Reportagem
  
edição 27 - Julho 2007
Nelson Ululante
Trágico e moderno, tornou-se popular como frasista inspirado e reacionário, mas é um dos grandes dramaturgos do século XX
por Carlos Haag
© AGÊNCIA O GLOBO
Nelson visita set de filmagem deOs 7 gatinhos, final dos anos 70
Nelson Rodrigues (1912-1980) é o homenageado da quinta edição da Festa Literária Internacional de Parati (4 a 8 de julho), a Flip. Editoras lançam novas edições de sua obra, montagens se multiplicam aqui e lá fora. É óbvio ululante que ele merece tudo isso, dirá você. “Toda unanimidade é burra e a opinião pública é uma doente mental”, diria, talvez, Nelson. Não importa, pois ele nos faz falta, embora, após a biografia de Ruy Castro, os estudos de Sábato Magaldi, as séries da TV, a edição, até em inglês, de sua prosa e teatro, não seja mais o incompreendido “anjo pornográfico”, mas um reconhecido autor nacional, digno de festas literárias.

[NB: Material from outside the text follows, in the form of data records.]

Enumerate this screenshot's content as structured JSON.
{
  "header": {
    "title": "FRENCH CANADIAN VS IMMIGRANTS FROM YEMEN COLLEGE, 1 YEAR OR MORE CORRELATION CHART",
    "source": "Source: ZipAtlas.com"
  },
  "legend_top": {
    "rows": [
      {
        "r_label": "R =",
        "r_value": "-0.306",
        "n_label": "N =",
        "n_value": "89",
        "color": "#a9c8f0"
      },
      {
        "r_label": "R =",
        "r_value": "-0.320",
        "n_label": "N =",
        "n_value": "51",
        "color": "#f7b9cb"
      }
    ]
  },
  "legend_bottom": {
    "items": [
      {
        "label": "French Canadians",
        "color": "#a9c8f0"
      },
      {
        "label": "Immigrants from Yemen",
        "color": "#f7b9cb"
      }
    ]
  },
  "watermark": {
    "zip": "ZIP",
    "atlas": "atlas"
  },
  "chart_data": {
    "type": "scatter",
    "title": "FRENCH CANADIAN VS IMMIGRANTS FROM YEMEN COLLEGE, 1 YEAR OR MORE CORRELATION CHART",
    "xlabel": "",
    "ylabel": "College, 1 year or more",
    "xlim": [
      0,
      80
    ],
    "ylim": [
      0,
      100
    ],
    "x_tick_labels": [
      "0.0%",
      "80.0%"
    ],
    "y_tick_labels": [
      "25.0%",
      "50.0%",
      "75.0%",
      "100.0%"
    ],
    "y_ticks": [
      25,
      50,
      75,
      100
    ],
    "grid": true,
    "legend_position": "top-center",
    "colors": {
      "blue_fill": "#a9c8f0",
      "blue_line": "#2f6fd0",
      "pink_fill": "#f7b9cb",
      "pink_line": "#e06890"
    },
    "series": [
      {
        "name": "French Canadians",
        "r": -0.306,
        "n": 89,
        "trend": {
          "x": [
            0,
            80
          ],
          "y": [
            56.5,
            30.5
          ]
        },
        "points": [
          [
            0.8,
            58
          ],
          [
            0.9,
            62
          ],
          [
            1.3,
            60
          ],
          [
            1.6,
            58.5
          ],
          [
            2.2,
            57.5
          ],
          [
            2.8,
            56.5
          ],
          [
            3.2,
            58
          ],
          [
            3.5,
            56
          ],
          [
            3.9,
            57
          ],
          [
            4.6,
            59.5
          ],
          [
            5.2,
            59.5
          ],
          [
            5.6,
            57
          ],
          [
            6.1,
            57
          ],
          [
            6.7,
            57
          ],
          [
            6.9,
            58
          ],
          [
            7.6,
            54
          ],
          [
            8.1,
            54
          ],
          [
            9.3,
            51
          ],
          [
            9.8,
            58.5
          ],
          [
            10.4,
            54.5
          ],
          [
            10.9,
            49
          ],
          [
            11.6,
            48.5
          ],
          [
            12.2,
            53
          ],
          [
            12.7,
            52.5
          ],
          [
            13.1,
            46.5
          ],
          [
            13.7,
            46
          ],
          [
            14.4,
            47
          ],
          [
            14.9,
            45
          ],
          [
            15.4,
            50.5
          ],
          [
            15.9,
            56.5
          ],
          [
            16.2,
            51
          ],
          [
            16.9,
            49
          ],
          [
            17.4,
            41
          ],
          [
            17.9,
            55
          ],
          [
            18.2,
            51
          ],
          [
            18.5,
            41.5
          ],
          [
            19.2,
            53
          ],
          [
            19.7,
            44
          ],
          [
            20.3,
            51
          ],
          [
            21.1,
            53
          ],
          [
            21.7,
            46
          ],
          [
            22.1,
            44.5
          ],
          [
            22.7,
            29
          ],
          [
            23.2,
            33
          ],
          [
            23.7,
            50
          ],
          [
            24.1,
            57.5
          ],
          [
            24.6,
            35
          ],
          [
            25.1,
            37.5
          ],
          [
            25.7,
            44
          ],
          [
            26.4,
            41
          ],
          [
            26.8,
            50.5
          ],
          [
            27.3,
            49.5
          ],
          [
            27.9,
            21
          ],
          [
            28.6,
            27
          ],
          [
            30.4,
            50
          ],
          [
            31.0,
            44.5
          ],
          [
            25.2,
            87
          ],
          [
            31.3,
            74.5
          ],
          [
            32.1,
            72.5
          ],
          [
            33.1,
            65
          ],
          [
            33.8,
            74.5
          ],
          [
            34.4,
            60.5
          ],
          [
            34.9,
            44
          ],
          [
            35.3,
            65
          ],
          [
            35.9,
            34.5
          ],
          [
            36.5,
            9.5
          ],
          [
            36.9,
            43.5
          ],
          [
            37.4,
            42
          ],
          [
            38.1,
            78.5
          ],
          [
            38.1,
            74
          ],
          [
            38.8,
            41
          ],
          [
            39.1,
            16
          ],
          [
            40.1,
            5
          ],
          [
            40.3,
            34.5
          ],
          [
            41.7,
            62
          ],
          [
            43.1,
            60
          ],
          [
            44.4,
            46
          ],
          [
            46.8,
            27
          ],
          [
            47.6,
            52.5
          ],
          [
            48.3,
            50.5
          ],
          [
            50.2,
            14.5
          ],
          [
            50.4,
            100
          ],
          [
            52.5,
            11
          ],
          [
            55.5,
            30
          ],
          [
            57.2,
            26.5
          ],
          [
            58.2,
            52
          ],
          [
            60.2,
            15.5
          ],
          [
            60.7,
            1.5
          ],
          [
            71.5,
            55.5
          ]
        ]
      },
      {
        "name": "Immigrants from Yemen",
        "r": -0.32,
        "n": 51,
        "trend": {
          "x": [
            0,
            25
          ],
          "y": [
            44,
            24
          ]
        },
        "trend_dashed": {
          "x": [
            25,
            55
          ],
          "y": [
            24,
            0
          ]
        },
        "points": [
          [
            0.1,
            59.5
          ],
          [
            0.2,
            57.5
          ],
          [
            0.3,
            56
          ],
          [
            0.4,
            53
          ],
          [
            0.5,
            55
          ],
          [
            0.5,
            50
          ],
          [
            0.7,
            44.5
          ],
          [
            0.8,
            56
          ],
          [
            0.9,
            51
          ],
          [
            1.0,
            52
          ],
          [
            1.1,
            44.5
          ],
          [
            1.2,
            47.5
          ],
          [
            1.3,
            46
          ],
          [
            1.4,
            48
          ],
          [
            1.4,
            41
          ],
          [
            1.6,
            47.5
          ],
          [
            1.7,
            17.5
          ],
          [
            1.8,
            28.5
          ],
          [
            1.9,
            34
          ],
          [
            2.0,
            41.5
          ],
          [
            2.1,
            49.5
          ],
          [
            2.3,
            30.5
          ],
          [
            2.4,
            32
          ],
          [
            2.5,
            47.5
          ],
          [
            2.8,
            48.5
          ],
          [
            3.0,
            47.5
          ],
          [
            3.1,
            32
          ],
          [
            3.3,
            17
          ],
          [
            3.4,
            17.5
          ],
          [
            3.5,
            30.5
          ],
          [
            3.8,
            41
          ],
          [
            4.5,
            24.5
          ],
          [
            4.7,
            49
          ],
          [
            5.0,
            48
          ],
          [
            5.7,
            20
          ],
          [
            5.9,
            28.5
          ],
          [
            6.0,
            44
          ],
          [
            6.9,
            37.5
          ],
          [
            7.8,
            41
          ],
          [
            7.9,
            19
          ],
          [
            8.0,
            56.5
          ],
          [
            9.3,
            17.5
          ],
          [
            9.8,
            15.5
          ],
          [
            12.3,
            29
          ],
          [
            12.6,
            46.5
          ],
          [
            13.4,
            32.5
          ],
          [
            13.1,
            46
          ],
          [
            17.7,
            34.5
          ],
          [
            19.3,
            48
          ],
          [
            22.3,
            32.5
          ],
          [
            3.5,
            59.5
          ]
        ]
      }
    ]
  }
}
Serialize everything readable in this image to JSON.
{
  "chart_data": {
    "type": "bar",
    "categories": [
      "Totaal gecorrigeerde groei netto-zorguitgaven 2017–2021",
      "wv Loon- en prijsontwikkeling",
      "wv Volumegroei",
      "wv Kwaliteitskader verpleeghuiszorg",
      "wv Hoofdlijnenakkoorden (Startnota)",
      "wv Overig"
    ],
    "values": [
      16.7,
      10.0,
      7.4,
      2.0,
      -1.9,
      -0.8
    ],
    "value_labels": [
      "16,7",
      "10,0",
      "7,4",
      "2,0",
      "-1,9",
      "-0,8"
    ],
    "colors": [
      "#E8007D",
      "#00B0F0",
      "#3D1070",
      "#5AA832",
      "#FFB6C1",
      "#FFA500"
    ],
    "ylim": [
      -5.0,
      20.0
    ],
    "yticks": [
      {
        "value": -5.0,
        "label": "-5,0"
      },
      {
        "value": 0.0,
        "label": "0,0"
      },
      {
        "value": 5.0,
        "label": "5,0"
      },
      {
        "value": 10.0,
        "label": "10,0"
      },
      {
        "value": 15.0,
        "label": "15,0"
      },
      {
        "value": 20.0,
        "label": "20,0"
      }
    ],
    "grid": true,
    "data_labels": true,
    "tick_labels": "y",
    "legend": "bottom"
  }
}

Nelson, no fim da vida, caiu no pior ostracismo possível: a fama. Odiado pela esquerda, como reacionário, e pela direita, como tarado, falava-se nele todo o tempo, sem que fosse compreendido. De repente, sumiu, virou folclore, fonte de citações divertidas e ponto. Por um período, suas obras não-teatrais voltaram às livrarias, em edições logo esgotadas. Agora, depois de uma complexa negociação de direitos autorais, a Agir, da Ediouro, relança toda a sua obra em prosa, coleção iniciada com A vida como ela é, O casamento e que traz, agora, O homem proibido (assinado, em 1941, por Suzana Flag) e o celebrado Óbvio ululante. A Nova Fronteira, que detém os direitos de sua obra para o teatro, lança agora uma edição trilíngüe (português, inglês e francês) de O beijo no asfalto. A obra terá também adaptação para os quadrinhos de Arnaldo Branco e Gabriel Góes. Pela mesma editora, é relançado Trágico, então moderno, de Angela Leite Lopes.